Makerspaces are places where anyone can gain access to creative technology that they otherwise wouldn't be able to afford or use; the spaces are, however, geared towards students. The technology can include everything from sewing machines to 3D printers to advanced woodshop tools.
The University of Wyoming's Innovation Wyrkshop has run a large makerspace on campus for a few years now. Now, a $175,000 grant from the state's Department of Workforce Services will help them launch five new mini-makerspaces in communities across Wyoming with a special focus on providing opportunities for young adults with disabilities.
Tyler Kerr, Innovation Wyrkshop Makerspace Coordinator, said the new spaces will serve as crucial skill-building centers for a changing world.

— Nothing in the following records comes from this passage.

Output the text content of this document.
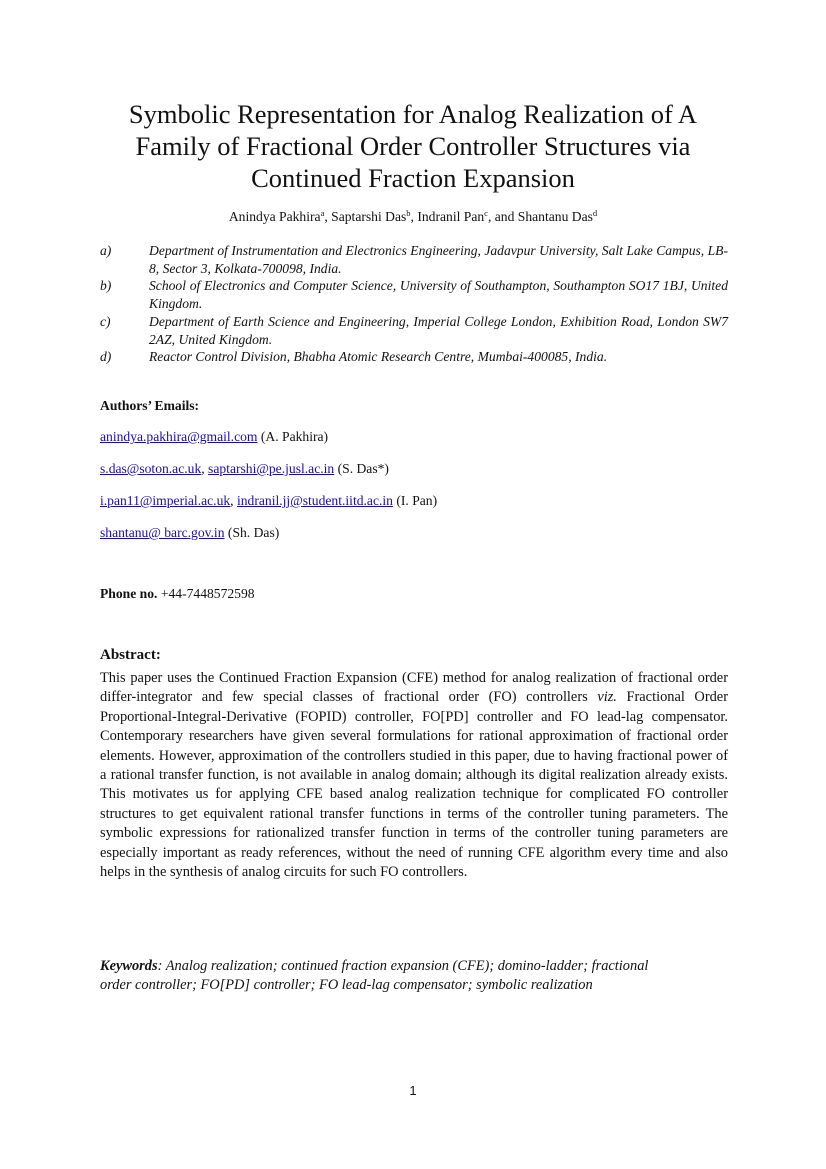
Symbolic Representation for Analog Realization of A
Family of Fractional Order Controller Structures via
Continued Fraction Expansion
Anindya Pakhira$^a$, Saptarshi Das$^b$, Indranil Pan$^c$, and Shantanu Das$^d$
a)	Department of Instrumentation and Electronics Engineering, Jadavpur University, Salt Lake Campus, LB-8, Sector 3, Kolkata-700098, India.
b)	School of Electronics and Computer Science, University of Southampton, Southampton SO17 1BJ, United Kingdom.
c)	Department of Earth Science and Engineering, Imperial College London, Exhibition Road, London SW7 2AZ, United Kingdom.
d)	Reactor Control Division, Bhabha Atomic Research Centre, Mumbai-400085, India.
Authors’ Emails:
anindya.pakhira@gmail.com (A. Pakhira)
s.das@soton.ac.uk, saptarshi@pe.jusl.ac.in (S. Das*)
i.pan11@imperial.ac.uk, indranil.jj@student.iitd.ac.in (I. Pan)
shantanu@ barc.gov.in (Sh. Das)
Phone no. +44-7448572598
Abstract:
This paper uses the Continued Fraction Expansion (CFE) method for analog realization of fractional order differ-integrator and few special classes of fractional order (FO) controllers viz. Fractional Order Proportional-Integral-Derivative (FOPID) controller, FO[PD] controller and FO lead-lag compensator. Contemporary researchers have given several formulations for rational approximation of fractional order elements. However, approximation of the controllers studied in this paper, due to having fractional power of a rational transfer function, is not available in analog domain; although its digital realization already exists. This motivates us for applying CFE based analog realization technique for complicated FO controller structures to get equivalent rational transfer functions in terms of the controller tuning parameters. The symbolic expressions for rationalized transfer function in terms of the controller tuning parameters are especially important as ready references, without the need of running CFE algorithm every time and also helps in the synthesis of analog circuits for such FO controllers.
Keywords: Analog realization; continued fraction expansion (CFE); domino-ladder; fractional order controller; FO[PD] controller; FO lead-lag compensator; symbolic realization
1
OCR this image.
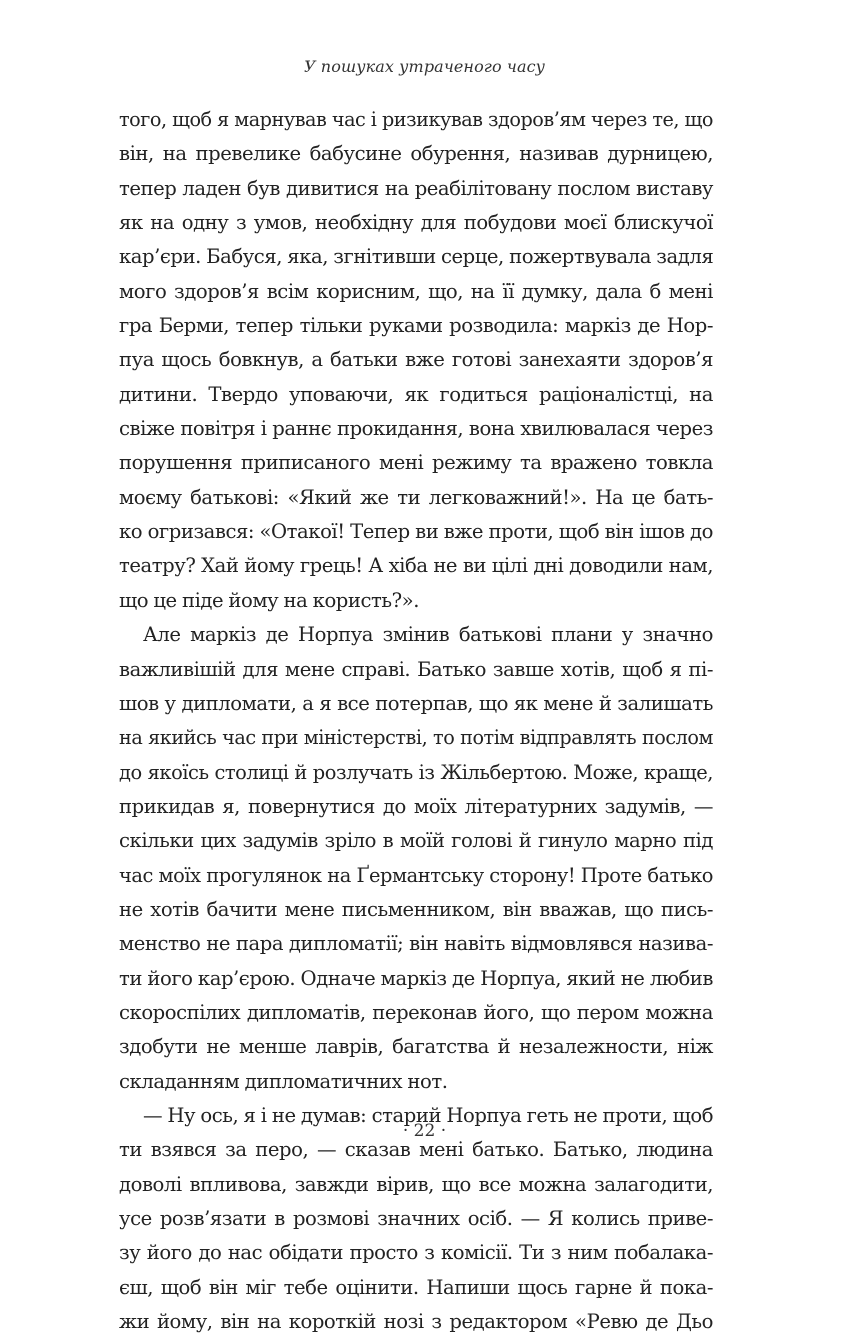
У пошуках утраченого часу
того, щоб я марнував час і ризикував здоров’ям через те, що
він, на превелике бабусине обурення, називав дурницею,
тепер ладен був дивитися на реабілітовану послом виставу
як на одну з умов, необхідну для побудови моєї блискучої
кар’єри. Бабуся, яка, згнітивши серце, пожертвувала задля
мого здоров’я всім корисним, що, на її думку, дала б мені
гра Берми, тепер тільки руками розводила: маркіз де Нор-
пуа щось бовкнув, а батьки вже готові занехаяти здоров’я
дитини. Твердо уповаючи, як годиться раціоналістці, на
свіже повітря і раннє прокидання, вона хвилювалася через
порушення приписаного мені режиму та вражено товкла
моєму батькові: «Який же ти легковажний!». На це бать-
ко огризався: «Отакої! Тепер ви вже проти, щоб він ішов до
театру? Хай йому грець! А хіба не ви цілі дні доводили нам,
що це піде йому на користь?».
Але маркіз де Норпуа змінив батькові плани у значно
важливішій для мене справі. Батько завше хотів, щоб я пі-
шов у дипломати, а я все потерпав, що як мене й залишать
на якийсь час при міністерстві, то потім відправлять послом
до якоїсь столиці й розлучать із Жільбертою. Може, краще,
прикидав я, повернутися до моїх літературних задумів, —
скільки цих задумів зріло в моїй голові й гинуло марно під
час моїх прогулянок на Ґермантську сторону! Проте батько
не хотів бачити мене письменником, він вважав, що пись-
менство не пара дипломатії; він навіть відмовлявся назива-
ти його кар’єрою. Одначе маркіз де Норпуа, який не любив
скороспілих дипломатів, переконав його, що пером можна
здобути не менше лаврів, багатства й незалежности, ніж
складанням дипломатичних нот.
— Ну ось, я і не думав: старий Норпуа геть не проти, щоб
ти взявся за перо, — сказав мені батько. Батько, людина
доволі впливова, завжди вірив, що все можна залагодити,
усе розв’язати в розмові значних осіб. — Я колись приве-
зу його до нас обідати просто з комісії. Ти з ним побалака-
єш, щоб він міг тебе оцінити. Напиши щось гарне й пока-
жи йому, він на короткій нозі з редактором «Ревю де Дьо
· 22 ·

"The tech here is not going away," he said. "It's only becoming more common across industries. These sorts of tools are useful across the board, so we've got to equip as many people as possible with these tools."
The grant will be divided between purchasing equipment and providing stipends for teachers and for students gaining employable skills in the makerspaces.
Kerr said they are currently working on choosing those communities. He added the Innovation Wyrkshop has developed an extensive training program for students and others, and is prepared to do the heavy lifting for getting the space up and running.
"The idea is for a space, or a location, that hasn't ever had a makerspace in the past, this is exactly the toolkit that they need to get started," Kerr said.